In February, a report issued by the Congressional Hispanic Staff Association (CHSA) discovered that among Congressional staff on Capitol Hill, “Latinos are almost completely left out of key staff positions and are drastically underrepresented at all staff levels.” Further, the CHSA report concludes that Latinos “are not only being denied a seat at the table, Latinos are not even in the same room where important policy decisions are made.”
According to the report, “There is a lack of comprehensive data to assess diversity on the Hill. While Congress requires this data from federal agencies and government contractors, Congressional offices are not required to collect such data.” Thus the CHSA constructed a more-piecemeal approach to examining the “Diversity Crisis” on Capitol Hill, relying in part on a review of The Roll Call Fabulous 50 — a list compiled, in essence, of the most-skilled and most-influential congressional staffers on Capitol Hill — as well as on a demographic analysis conducted by the National Journal of Congress between 2003 and 2007.
The Roll Call list “was released on January 25, 2010, and had not one Latino. One has to go back to 2008 before finding a Latino listed.” The National Journal research showed that, by 2007, among:
…key aides of Members, committees, caucuses, leadership, and other coalitions… there were only three Latinos listed, and one of those was the executive director of the [CHSA] — a position one would reasonably expect a Latino to hold. Further, there was absolutely no gain in the representation by Latinos over the four-year period, rather Latinos actually lost ground.
Losing ground has defined the Latino American experience in 2010. And so at this point, the easiest argument to make involves invoking the ugly white face of ethnic discrimination, perhaps by highlighting a proud redneck Republican or reminding the reader of a Democrat’s remark about “negro” accents. Then we Latino Americans may fancy ourselves victims of majoritarian injustice, prejudice, bigotry in hiring.
From this premise, we can construct an apocalypse of conclusions about the infuriating delay of a comprehensive immigration reform bill and the patently unconstitutional mangling of our inalienable American rights by a renegade Sun Devil governor with bleached blonde hair and cold Caucasian blue eyes. Bigotry is delicious in the American political circus, especially in a midterm election season increasingly defined by dangerously uncomplicated partisan noise.
However, evidence suggests that the fault may be elsewhere. Several top-level Hill staffers with whom I’ve discussed the CHSA report have indicated that the Latino hiring deficit stems from a lack of qualified Latinos in the applicant pool. That said, research published by the Pew Hispanic Center may lend credence to their assertion.
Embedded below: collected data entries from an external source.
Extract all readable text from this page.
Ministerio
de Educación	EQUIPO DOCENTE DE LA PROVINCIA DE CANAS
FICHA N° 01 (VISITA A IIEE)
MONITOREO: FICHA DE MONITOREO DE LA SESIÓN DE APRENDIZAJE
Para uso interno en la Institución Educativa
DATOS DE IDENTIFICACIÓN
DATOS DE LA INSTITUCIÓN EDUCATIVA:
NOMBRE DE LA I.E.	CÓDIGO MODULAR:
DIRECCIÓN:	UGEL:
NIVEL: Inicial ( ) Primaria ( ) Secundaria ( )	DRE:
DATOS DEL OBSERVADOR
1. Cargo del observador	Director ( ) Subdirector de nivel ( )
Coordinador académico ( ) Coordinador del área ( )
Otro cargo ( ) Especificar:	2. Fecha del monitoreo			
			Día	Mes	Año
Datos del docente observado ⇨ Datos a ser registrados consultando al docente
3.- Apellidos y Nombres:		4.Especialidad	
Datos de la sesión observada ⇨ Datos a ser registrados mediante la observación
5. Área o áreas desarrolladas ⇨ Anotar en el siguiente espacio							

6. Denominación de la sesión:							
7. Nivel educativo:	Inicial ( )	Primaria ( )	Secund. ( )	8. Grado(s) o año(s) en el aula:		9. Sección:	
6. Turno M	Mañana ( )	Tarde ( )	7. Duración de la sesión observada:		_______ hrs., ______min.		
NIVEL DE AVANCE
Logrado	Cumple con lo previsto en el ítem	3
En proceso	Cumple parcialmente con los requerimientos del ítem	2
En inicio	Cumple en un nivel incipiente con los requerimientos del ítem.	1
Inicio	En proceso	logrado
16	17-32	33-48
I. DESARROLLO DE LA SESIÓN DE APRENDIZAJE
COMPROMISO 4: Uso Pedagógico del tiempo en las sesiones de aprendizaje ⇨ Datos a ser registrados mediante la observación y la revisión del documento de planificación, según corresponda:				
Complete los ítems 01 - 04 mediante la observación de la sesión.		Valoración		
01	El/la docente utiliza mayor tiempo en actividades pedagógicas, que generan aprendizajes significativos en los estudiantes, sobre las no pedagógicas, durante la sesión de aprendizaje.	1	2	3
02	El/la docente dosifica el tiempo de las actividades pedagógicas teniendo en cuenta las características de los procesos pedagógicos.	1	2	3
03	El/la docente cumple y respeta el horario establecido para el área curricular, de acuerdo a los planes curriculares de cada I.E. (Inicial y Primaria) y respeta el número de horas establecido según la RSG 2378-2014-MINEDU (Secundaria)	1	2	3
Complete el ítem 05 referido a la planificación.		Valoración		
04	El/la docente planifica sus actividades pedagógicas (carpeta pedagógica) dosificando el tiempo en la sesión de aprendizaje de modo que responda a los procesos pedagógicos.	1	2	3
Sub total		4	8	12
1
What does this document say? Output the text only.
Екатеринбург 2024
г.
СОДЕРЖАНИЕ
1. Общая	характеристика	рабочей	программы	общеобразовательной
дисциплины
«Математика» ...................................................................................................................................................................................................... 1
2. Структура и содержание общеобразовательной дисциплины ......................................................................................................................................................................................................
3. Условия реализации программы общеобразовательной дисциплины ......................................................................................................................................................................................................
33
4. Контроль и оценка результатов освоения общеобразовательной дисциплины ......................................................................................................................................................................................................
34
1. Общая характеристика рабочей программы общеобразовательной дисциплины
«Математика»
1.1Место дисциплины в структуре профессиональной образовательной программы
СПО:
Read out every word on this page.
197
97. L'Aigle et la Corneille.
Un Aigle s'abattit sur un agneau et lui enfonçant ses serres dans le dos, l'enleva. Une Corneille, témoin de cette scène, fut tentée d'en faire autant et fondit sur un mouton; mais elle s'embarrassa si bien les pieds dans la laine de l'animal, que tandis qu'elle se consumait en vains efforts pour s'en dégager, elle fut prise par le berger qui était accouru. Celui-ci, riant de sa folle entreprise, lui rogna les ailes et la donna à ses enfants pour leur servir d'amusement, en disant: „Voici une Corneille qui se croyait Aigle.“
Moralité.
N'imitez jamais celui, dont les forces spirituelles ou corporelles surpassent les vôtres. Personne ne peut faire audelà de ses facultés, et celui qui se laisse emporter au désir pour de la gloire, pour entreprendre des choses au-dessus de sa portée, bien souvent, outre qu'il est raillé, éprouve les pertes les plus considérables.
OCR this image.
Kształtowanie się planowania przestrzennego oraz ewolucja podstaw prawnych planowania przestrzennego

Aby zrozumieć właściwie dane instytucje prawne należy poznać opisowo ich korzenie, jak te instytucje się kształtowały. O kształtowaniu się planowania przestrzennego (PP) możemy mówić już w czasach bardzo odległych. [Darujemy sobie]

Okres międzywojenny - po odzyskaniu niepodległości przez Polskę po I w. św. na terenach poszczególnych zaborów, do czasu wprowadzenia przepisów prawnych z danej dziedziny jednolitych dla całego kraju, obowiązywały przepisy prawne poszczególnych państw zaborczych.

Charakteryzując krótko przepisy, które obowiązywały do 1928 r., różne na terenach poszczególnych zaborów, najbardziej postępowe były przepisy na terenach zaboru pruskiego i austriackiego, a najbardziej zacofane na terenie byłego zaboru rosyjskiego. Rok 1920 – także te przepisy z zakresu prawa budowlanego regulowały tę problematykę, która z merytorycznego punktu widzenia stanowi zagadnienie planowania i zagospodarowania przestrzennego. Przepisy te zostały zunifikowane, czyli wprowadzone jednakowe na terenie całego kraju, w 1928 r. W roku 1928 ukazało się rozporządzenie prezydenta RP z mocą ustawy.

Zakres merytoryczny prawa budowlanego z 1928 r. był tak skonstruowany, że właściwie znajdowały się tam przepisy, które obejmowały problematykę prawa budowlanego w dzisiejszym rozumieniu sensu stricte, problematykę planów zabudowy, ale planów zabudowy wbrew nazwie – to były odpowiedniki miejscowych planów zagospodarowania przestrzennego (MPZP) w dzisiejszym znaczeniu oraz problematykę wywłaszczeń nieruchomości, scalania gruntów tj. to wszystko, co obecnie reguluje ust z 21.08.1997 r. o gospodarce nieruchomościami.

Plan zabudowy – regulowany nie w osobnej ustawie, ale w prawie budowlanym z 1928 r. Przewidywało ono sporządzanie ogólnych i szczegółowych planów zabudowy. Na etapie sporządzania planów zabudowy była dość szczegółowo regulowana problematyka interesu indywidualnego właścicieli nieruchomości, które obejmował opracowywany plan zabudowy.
Since 2009, the organization has found rates of Latino education attainment in the United States are abysmal. Perhaps the most telling statistic is that “41% of Hispanic adults age 20 and older in the United States do not have a regular high school diploma.” The same organization published a report last October noting that while 89% of Latinos surveyed between the ages of 16 and 25 say that “education is important to success in life,” only 48% say that they themselves plan to get a college degree. Combine these data with the estimated 65,000 bright, young American DREAMers who get stiff-armed every year in the college admissions process and a diluted applicant pool for qualified congressional staffers becomes increasingly plausible. After all, a bachelor’s degree is required of a qualified applicant for even the most entry-level staffer job on the Hill. Top-level staffer jobs tend to require advanced degrees or certifications, often in concentrated fields of study, and for good reason. Our nation’s highest lawmaking body is an extraordinarily complex procedural labyrinth. Its successful navigation often hinges on the cohesive administration of a team of specialized political professionals. With trillions of taxpayer dollars on the table every year, affirmative action in Hill staffer jobs would seem irresponsible. Indeed, the potential consequences of a lawmaker’s hiring decisions are such that it seems reasonable to expect professional qualifications to supersede all other considerations.
That said, the causes of the Latino hiring deficit in congressional offices on Capitol Hill remain as illusive as its consequences. But make no mistake, Latinos are not at the table where important policy decisions are being made on Capitol Hill; and important policy decisions are finally beginning to be made on Capitol Hill regarding a comprehensive immigration reform bill that will be disproportionately consequential to Latino futures in the United States. Latinos are not the first American minority group to be outsiders in the legislative construction of their own American fate. Decades ago, a Capitol culture of white men drafted and passed a Civil Rights Act in a highly contentious political climate. As always, context is key; but it should be obvious to even the most-casual observer of American politics that the immigration reform debate is heating up. Thus as our comprehensive immigration reform bill takes shape, it seems prudent that Latinos, operating as outsiders, borrow from the autobiographical wisdom of Malcolm X, who recalls learning very young that in America, “if you want something, you had better make some noise.”